So you thought you could save money on your trip to Paris by renting an Airbnb? You might want to think again, because the company may be cutting 43,000 listings in the city of lights come June, should the municipality of Paris have its way.
According to Condé Nast Traveler, Paris is taking Airbnb to court after officials claimed that some 43,000 listings on the sharing company’s website are unregistered with the government. This is an issue, as Paris law currently restricts residents from renting out their homes for no more than 120 days a year.
Reuters reports that Ian Brossat, deputy mayor of Paris in charge of housing, said that Airbnb and other similar competitors ignored their instructions to take down any listings from the website that had lacked official registration numbers.
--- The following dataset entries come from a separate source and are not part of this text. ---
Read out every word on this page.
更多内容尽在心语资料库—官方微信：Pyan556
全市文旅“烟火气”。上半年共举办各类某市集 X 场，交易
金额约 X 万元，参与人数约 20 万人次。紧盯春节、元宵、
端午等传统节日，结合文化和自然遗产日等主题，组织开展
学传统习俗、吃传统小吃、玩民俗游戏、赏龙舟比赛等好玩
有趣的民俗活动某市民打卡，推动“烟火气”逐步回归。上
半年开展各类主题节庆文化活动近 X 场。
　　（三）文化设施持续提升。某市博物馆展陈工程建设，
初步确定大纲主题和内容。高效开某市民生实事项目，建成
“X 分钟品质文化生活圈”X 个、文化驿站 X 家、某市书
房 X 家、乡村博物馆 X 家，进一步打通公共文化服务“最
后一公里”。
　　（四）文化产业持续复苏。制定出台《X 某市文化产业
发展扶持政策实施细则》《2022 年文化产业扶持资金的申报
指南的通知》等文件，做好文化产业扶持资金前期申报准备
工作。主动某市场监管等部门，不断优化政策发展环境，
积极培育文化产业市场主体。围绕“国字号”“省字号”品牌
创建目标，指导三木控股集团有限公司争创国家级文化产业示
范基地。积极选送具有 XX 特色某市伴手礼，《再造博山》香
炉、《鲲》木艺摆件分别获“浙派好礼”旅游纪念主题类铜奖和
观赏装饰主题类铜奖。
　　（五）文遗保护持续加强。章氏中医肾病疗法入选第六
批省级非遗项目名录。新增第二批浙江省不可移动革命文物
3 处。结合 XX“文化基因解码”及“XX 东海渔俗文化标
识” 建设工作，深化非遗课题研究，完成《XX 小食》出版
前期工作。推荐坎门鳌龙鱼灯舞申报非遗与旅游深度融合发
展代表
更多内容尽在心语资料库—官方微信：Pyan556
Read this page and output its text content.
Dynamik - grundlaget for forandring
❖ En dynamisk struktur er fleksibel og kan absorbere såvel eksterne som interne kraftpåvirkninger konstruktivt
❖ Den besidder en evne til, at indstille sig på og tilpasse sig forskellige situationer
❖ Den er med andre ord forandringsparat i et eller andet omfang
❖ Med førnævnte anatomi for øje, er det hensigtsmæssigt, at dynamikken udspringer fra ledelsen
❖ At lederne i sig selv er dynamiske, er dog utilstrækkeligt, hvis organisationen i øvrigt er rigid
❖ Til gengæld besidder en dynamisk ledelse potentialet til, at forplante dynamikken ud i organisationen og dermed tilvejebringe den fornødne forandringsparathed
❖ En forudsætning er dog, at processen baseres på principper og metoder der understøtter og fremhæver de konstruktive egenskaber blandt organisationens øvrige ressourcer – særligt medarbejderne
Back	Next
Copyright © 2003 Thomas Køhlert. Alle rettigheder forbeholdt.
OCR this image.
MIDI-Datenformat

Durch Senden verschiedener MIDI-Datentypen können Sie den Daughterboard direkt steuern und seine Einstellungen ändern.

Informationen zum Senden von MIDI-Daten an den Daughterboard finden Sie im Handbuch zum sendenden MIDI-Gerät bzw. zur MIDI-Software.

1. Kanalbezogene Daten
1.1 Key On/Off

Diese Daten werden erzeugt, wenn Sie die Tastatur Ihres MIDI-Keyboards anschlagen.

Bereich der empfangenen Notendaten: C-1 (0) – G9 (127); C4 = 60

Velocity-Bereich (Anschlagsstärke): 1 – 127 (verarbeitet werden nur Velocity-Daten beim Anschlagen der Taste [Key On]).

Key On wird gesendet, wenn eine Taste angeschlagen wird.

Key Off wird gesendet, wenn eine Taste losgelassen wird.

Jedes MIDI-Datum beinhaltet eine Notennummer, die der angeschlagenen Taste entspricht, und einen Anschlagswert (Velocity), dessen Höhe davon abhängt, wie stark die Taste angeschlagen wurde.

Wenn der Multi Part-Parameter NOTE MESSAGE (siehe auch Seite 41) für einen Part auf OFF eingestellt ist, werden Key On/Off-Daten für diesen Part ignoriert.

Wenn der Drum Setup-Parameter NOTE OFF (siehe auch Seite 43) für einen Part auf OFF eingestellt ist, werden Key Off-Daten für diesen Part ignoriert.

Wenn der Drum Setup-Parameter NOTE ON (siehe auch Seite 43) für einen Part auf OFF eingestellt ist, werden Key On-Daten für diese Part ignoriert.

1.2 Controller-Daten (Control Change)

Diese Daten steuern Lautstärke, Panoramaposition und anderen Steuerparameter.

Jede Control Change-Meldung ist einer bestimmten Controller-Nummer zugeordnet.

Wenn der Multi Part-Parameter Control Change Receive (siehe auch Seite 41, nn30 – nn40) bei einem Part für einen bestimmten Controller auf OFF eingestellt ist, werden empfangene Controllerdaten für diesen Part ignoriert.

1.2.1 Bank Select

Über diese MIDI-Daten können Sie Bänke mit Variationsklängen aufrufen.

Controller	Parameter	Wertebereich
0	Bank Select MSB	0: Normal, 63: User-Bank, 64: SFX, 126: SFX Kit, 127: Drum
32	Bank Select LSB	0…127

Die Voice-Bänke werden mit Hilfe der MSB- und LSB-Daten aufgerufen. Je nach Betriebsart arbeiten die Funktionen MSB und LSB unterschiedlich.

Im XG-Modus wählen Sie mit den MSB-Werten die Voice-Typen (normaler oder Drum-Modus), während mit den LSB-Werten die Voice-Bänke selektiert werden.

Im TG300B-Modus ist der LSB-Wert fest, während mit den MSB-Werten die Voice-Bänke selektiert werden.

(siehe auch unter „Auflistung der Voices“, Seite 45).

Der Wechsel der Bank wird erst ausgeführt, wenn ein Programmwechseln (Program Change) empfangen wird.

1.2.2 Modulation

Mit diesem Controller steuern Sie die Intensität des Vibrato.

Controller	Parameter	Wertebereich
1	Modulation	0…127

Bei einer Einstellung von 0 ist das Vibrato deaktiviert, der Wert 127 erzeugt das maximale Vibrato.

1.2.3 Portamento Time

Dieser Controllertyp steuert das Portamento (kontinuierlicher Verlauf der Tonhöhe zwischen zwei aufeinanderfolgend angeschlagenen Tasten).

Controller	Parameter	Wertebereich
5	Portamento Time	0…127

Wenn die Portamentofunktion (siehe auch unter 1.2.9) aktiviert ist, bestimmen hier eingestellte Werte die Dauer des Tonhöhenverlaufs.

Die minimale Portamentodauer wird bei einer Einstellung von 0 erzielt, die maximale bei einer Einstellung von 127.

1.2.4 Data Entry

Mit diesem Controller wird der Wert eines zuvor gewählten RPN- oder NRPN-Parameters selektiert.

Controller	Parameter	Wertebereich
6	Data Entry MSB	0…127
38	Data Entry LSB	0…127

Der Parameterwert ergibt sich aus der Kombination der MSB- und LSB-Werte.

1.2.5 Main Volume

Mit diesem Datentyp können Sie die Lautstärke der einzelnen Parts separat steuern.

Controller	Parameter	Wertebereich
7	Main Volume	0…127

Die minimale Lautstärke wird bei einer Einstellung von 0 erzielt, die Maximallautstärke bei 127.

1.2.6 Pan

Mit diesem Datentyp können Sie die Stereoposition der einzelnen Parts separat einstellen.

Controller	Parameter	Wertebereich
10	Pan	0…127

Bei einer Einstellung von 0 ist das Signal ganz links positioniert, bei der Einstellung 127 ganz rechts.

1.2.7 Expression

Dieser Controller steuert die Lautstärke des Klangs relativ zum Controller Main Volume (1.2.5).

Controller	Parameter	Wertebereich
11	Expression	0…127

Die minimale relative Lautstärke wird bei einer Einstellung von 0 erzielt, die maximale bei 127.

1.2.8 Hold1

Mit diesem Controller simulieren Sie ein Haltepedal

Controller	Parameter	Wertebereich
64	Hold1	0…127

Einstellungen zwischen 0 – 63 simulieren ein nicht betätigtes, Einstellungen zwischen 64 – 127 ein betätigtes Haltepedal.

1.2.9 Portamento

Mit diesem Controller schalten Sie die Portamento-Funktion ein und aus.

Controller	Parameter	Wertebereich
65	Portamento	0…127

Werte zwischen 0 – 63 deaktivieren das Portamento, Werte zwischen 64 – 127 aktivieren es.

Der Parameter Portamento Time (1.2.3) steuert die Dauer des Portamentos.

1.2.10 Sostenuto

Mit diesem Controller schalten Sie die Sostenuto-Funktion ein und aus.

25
These registration numbers, Brossat said, help to make sure that companies don’t rent out properties for more than the allowed number of days in a year.
So now the city is suing the company and has asked for fines ranging between 1,000 to 5,000 euros per day per advertisement.
“While the decision in Paris was not unexpected, we remain disappointed that we aren’t so far able to collaborate with city authorities as effectively as we are in other major European cities, including Berlin, Barcelona and London,” spokesperson Aurelien Perol of Airbnb said in a statement to Global News.
“We continue to believe the decision will ultimately hurt local families – who should be front and centre of all decision making – and that it puts their needs behind the financial interests of big hotel chains and well-funded lobby groups.”
However, the company remains optimistic as it believes home sharing is “an integral part of tourism in Paris,” Perol adds.
“We are having constructive conversations with national governments and will continue working with Paris on rules that work for everyone – not just big businesses,” he says.
There are currently 65,000 listings in Paris on Airbnb, making it the number one city in the world in terms of the number of listings available on the website, Perol says.
It all started last year when Paris announced that it would be imposing a tourist tax starting in May, Traveler details.
This was followed by an announcement making it mandatory for landlords to register their properties with the city before listing them on Airbnb and other similar websites.
Similar moves and crackdown proceedings have been seen in other cities around the world, including cities like Amsterdam, New York, Santa Monica in California and even Vancouver, says Claire Newell of Travel Best Bets.
Newell believes these restrictions haven’t affected most tourists, other than those looking for long-term stays.
What travellers need to do now, though, is find out what the regulations are in the city where you plan to rent. If it’s a short-term stay (like a few days) you’re looking for, this won’t be something you need to worry about, she says. But if it’s for longer-term, or if it’s a really popular place, find out what those restrictions are and make sure that the renter is following the rules.
If you’re travelling to a place that doesn’t meet your accommodation needs, there are other options for staying in expensive cities for longer periods of time that can still save you money.
For example, home exchange is another option, as long as it’s done through a reputable website like HomeExchange.com, Newell says. Home exchanges allow you to switch homes with people from across the world.
But if you think booking with a hotel is more your speed, avoid third-party websites, Newell advises. Instead, you can browse them for pricing reference, but book directly with the hotel instead, because your chances of getting deals or added extras to your hotel booking is more likely.